What Focal Length should You use in Modeling Face?

What Focal Length should You use in Modeling Face?

I was starting modeling and, modeled in ortho, but when i changed to perspective it looks to oblate at 35mm.

At what Focal length should you model when modeling face? and does the size of the mesh matter?

I had to adjust my mesh’s overall shape at 55 Focal length but i also had my mesh resized i don’t know if it is too big. (becuase when i sized it at 1 person = 1 square unit in the blender 3d View, when i used the mouse wheel, the zoom get’s stuck at some point and won’t zoom in anymore while the object is still too far, in effect it looked to gigantic.

Did i size it too big in this picture?

Here’s the ortho

Here’s Perspective

Here was the original: (looked alright in Ortho but in Perspective the face looked elongated.

Default cube has 2 meters high use it as guide to scale your character. To fix view from stop zooming make sure your mesh is selected and press NUMPAD ‘del’ key.

Regarding the focal length when modelling/sculpting you will hear different opinions here on the forum. Some say, they get best results in perspective view. Some - including me - prefer orthographic view or user ortho. So it may be a matter of personal preference/workflow.

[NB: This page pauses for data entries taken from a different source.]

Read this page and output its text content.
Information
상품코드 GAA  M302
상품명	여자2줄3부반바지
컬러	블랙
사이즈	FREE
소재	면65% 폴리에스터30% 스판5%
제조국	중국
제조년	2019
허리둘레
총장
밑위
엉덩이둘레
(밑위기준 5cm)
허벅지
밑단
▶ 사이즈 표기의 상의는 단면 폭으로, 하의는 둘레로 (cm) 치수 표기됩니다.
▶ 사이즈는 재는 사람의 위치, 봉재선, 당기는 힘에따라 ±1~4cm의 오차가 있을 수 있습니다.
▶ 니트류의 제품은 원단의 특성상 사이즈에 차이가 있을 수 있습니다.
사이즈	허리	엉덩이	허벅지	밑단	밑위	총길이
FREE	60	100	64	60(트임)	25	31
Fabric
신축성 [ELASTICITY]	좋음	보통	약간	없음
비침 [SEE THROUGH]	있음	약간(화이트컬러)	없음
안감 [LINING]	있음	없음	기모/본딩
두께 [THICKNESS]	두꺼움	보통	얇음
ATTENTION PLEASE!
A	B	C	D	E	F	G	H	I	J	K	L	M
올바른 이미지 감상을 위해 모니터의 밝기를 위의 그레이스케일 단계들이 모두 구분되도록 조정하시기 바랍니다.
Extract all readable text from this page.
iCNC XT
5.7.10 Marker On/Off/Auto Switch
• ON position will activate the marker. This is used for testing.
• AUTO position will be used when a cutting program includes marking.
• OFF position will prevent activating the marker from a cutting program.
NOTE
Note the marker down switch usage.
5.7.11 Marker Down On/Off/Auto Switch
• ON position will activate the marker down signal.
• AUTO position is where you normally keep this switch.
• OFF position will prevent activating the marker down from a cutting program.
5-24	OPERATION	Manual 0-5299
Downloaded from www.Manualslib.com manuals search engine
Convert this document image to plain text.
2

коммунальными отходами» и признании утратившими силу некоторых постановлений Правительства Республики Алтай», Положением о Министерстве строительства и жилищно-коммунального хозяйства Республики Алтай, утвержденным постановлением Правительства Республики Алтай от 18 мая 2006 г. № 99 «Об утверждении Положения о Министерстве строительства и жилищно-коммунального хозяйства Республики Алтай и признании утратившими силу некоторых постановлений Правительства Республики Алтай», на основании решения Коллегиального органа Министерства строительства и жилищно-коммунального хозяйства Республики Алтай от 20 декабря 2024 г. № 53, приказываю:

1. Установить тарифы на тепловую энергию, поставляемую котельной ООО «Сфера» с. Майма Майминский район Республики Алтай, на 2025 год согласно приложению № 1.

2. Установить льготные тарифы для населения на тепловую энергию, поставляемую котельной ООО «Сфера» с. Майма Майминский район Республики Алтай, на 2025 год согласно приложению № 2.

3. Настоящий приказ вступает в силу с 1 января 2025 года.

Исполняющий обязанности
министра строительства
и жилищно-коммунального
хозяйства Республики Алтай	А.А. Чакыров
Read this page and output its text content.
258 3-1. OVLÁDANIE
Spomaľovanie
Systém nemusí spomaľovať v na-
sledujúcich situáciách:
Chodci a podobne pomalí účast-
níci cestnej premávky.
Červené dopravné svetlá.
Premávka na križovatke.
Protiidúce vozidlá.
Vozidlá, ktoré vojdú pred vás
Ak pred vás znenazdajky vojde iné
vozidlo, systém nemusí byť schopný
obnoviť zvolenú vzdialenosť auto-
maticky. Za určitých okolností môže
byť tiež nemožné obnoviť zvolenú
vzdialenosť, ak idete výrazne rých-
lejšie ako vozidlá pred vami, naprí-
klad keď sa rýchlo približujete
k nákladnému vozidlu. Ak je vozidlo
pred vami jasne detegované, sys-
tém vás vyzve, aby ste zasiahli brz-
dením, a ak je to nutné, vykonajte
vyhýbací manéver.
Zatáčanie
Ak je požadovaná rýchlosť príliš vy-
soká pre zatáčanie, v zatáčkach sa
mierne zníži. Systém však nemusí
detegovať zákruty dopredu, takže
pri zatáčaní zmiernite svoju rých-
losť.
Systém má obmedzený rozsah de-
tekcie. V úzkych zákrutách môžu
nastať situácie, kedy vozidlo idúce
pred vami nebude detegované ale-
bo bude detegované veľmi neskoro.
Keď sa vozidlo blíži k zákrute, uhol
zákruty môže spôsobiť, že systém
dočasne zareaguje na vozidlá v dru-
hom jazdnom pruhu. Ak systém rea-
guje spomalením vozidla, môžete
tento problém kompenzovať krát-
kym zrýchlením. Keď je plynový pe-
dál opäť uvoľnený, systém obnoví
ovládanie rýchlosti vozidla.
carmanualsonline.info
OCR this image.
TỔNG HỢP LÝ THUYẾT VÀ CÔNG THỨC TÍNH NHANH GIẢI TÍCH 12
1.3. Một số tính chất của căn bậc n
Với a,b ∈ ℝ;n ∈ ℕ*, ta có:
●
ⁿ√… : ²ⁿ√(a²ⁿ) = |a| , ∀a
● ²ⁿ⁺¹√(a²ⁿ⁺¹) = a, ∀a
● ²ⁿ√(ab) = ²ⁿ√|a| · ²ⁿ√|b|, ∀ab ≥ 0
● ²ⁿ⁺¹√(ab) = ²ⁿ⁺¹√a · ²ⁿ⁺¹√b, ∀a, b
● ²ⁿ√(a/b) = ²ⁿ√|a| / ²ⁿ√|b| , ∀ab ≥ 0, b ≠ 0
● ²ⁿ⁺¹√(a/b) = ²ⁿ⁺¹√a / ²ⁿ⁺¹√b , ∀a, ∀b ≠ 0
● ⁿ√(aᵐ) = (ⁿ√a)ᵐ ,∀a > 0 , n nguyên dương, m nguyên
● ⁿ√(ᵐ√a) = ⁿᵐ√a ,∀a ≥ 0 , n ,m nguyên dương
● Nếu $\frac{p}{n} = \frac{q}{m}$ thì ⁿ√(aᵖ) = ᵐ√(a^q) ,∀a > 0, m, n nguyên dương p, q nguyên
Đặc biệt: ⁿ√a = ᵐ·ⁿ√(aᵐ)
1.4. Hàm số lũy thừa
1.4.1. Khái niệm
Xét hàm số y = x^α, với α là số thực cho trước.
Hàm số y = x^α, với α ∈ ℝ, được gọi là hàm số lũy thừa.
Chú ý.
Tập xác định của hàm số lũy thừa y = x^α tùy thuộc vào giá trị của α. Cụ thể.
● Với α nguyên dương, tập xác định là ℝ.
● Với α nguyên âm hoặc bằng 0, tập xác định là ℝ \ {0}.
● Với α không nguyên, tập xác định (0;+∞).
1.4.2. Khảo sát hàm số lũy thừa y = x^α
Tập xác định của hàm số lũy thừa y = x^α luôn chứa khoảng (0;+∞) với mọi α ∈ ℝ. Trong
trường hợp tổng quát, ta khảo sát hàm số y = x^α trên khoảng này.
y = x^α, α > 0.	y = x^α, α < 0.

From a photographic standpoint 35mm is good for a view of the complete scene. 50 mil to 85 is good for a portrait of the upper body and will work for the face in some way. For a head shot you might even want to go higher with the focal length. This basic principles of photography and the perspective distortions with lower focal lengths are the reasons, why I like to work in ortho or user otho, especially when doing heads.

From my experience ortho views in the viewport and render results are very similar when the camera’s focal length is set according to the general rule of thumb for focal length in photography during render.

But as I said: might be a matter of personal preference.

I work with the focal length of 50 personally. 35 feels a little too distorted, but 50 to 75 probably is the hot spot to work in. As mioribus said, it’s a matter of what personally works best for you.